Agama dapat kita definisikan secara sederhana sebagai ungkapan persentuhan dunia, sejarah, dengan Yang Kudus. Dunia menyatakan dimensi tempat, sementara sejarah merujuk kepada pada sisi waktu dari yang profan. Yang Kudus dibedakan dari yang profan, karena itu Yang Kudus tidak dibatasi oleh ruang dan waktu. Dalam arti ini Yang Kudus menjadi dasar pertama, menjadi pendamping setia dan menjadi tujuan terakhir penziaraan dunia dan sejarah
Membaca tulisan-tulisan saudara Emanuel Dapa Loka dalam bukunya Iman Mereka Hidup menambah keyakinan kita bahwa agama (iman) memampukan orang untuk semakin kuat berdiri menghadapi pahit getirnya kehidupan. Tulisan-tulisan Eman mempunyai “koor” yang sama yaitu watak religius suatu perjalanan rohani. Testimoni-testimoni iman yang dilukiskan Eman tidak menggurui kita. Yang dihadirkan penulis adalah agar pembaca dapat menghidupkan ingatan, membangkitkan pengalaman mereka sendiri, serta merefleksikan kehidupan mereka.

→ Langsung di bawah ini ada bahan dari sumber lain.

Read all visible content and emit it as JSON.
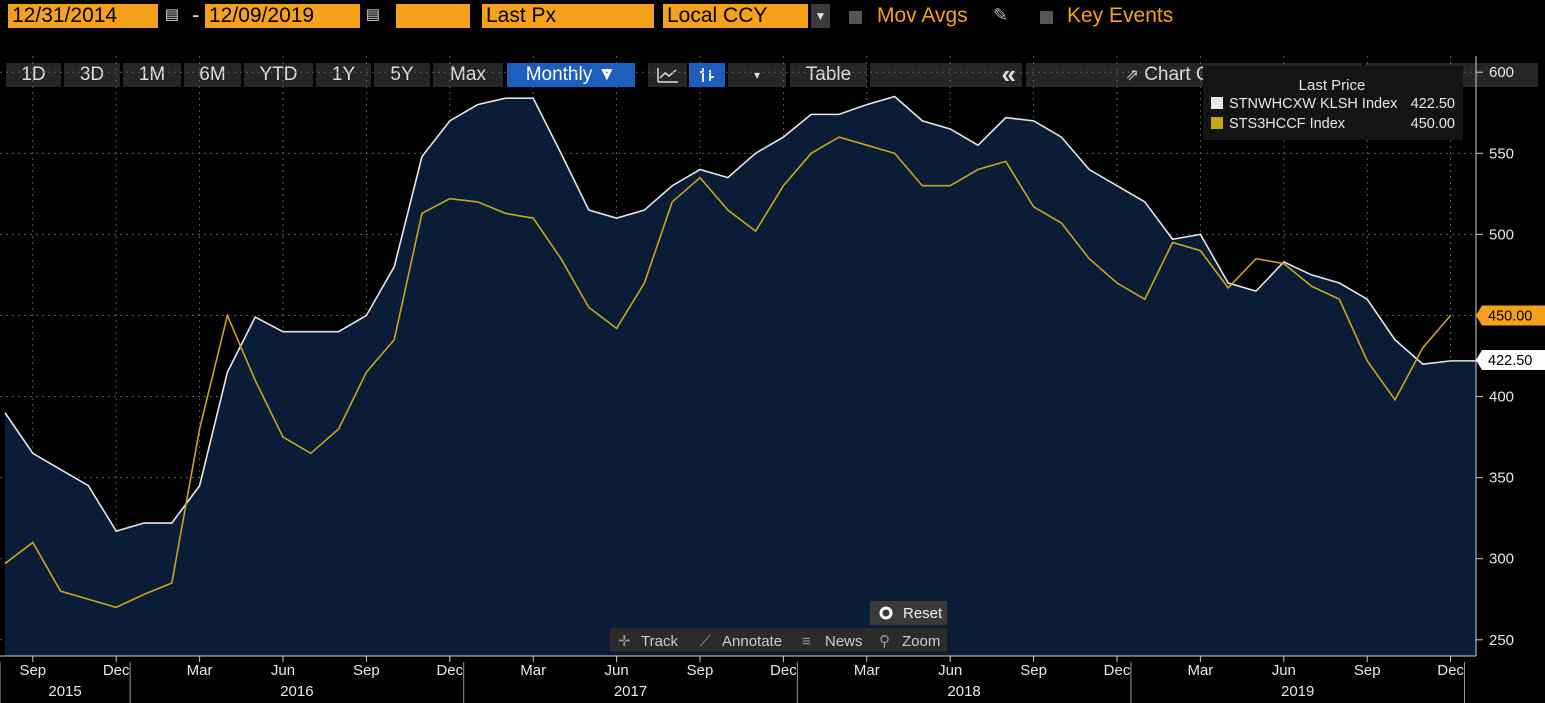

Tulisan-tulisan Eman Dapaloka tidak memberi kita lebih banyak informasi, tidak menambah pengetahuan baru bagi kita. Tetapi testimoni-testimoni itu, amat mampu memperkuat solidaritas kita dengan kehidupan. Penderitaan dalam hidup tidak membuat kita menyerah. Iman diuji pada saat-saat krisis.
Khalil Gibran pernah menulis cantik tentang hakikat pendertaan:
“Pedihnya derita, adalah pecahnya peristiwa,
Koyaknya kulit ari yang membungkus kesadaran
pengertian.
Sebagaimana biji buah mesti pecah,
agar intinya terbuka merekah, bagi curahan cahaya
surya.
Demikin pun bagimu, kemestian tak terelakan,
Mengenal derita serta merasakan kepedihan.
Dan kalau saja hatimu masih peka digetari
ketakjuban,
Menyaksikan kegaiban yang terjadi sehari-hari
dalam kehidupan.
Maka derita perih itu tiada kurang menakjubkan
Daripada kegirangan.”
Keutamaan Buku Iman Mereka Hidup terletak pada kisah-kisahnya yang menggugah dan menggetarkan. Bacalah kisah-kisah dalam buku itu dan iman anda pun tak akan redup.